Cross-model universality: The selected 984 wavelengths demonstrated universality across four machine learning models representing different algorithmic paradigms (PLS, RFR, SVR, XGBoost), with all models achieving RPD > 2.5, confirming that the selected variables contain intrinsically robust spectral–chemical information.

Excellent prediction performance: The optimized XGBoost model achieved excellent prediction performance with R² = 0.92, RMSE = 0.098, and RPD = 3.47 on the independent test set, meeting the criteria for “excellent prediction capability” suitable for quality control applications.
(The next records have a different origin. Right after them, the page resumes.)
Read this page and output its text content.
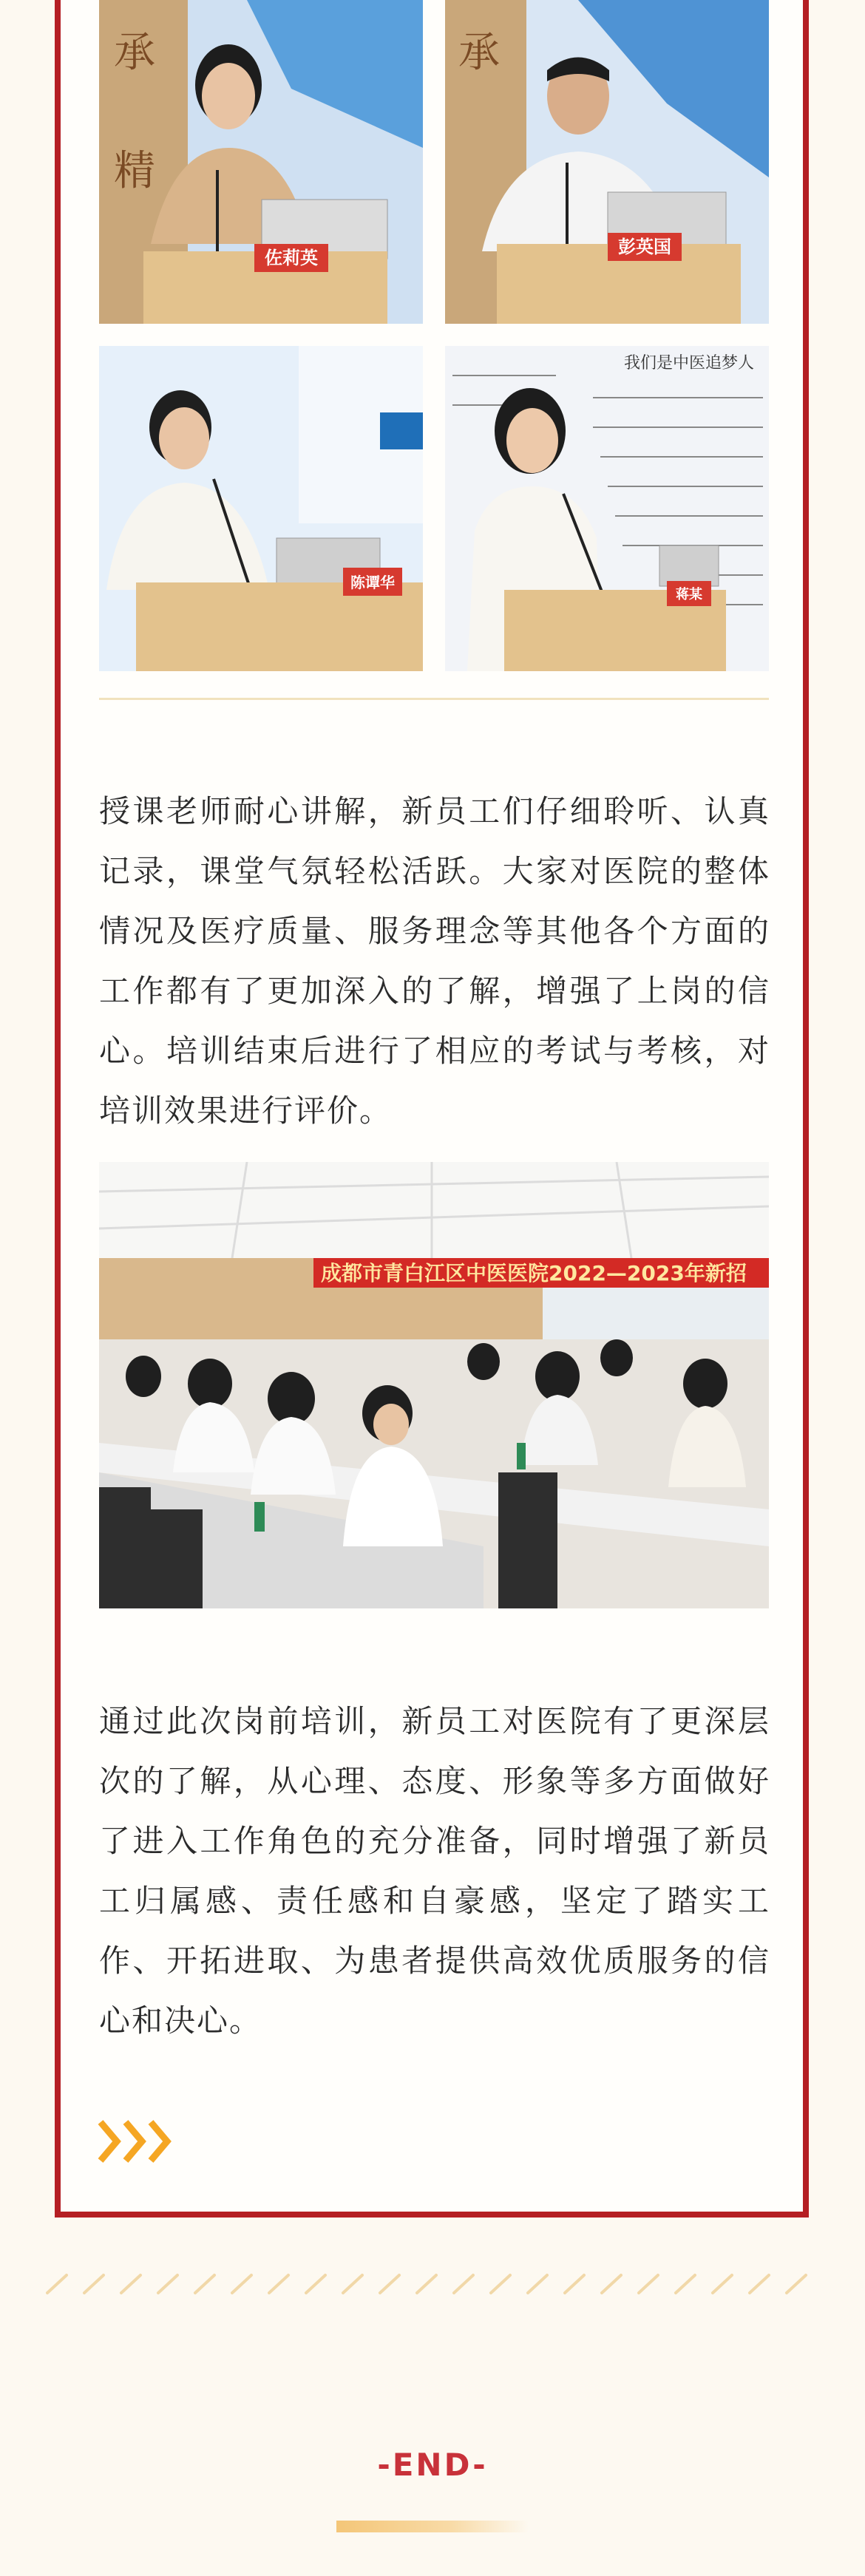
承
精
佐莉英
承
彭英国
陈谭华
我们是中医追梦人
蒋某

授课老师耐心讲解，新员工们仔细聆听、认真记录，课堂气氛轻松活跃。大家对医院的整体情况及医疗质量、服务理念等其他各个方面的工作都有了更加深入的了解，增强了上岗的信心。培训结束后进行了相应的考试与考核，对培训效果进行评价。

成都市青白江区中医医院2022—2023年新招

通过此次岗前培训，新员工对医院有了更深层次的了解，从心理、态度、形象等多方面做好了进入工作角色的充分准备，同时增强了新员工归属感、责任感和自豪感，坚定了踏实工作、开拓进取、为患者提供高效优质服务的信心和决心。

-END-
Effective overfitting control: The three-stage hyperparameter tuning strategy effectively prevented overfitting in the high-dimensional small-sample scenario, as evidenced by the small gap between calibration and prediction performance.

Chemical interpretability: The selected wavelengths showed clear chemical relevance to polyphenolic functional groups (phenolic hydroxyl, aromatic rings, carbonyl groups), enhancing model interpretability and providing mechanistic insights into the spectral basis of polyphenol quantification.

These findings demonstrate the feasibility of MIR-based modeling for non-destructive polyphenol assessment in berries and establish a methodological foundation for industrial applications and standardization of Lonicera caerulea quality control. The proposed hybrid variable selection strategy and three-stage tuning approach can be extended to other high-dimensional small-sample spectroscopic applications in food analysis where robust prediction and chemical interpretability are required.